Abstract

The transferability of adversarial examples under the black-box attack setting has attracted extensive attention from the community. Input transformation is one of the most effective approaches to improve the transferability among all methods proposed recently. However, existing methods either only slightly improve transferability or are not robust to defense models. We delve into the generation process of adversarial examples and find that existing input transformation methods tend to craft adversarial examples by transforming the entire image, which we term image-level transformations. This naturally motivates us to perform pixel-level transformations, i.e., transforming only part pixels of the image. Experimental results show that pixel-level transformations can considerably enhance the transferability of the adversarial examples while still being robust to defense models.
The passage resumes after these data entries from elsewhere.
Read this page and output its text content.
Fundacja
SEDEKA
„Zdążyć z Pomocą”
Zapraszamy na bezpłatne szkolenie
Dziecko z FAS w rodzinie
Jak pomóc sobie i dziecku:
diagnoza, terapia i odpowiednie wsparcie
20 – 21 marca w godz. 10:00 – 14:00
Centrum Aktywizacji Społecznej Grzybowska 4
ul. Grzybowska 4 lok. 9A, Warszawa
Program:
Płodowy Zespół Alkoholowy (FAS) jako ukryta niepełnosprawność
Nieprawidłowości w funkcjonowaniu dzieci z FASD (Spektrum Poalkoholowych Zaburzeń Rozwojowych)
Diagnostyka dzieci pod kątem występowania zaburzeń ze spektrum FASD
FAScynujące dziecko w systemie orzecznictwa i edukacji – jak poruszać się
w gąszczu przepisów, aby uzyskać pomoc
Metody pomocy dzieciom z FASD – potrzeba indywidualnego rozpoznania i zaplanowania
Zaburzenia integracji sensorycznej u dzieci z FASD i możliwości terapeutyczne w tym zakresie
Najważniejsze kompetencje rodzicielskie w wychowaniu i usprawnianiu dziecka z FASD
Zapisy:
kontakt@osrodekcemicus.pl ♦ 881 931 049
We believe that pixel-level transformations are more fine-grained than image-level transformations, and thus can achieve better performance. Based on this finding, we propose the pixel-level scale variation (PSV) method to further improve the transferability of adversarial examples. The proposed PSV randomly samples a set of scaled mask matrices and transforms the part pixels of the input image with the matrices to increase the pixel-level diversity. Empirical evaluations on the standard ImageNet dataset demonstrate the effectiveness and superior performance of the proposed PSV both on the normally trained (with the highest average attack success rate of 79.2%) and defense models (with the highest average attack success rate of 61.4%). Our method can further improve transferability (with the highest average attack success rate of 88.2%) by combining it with other input transformation methods.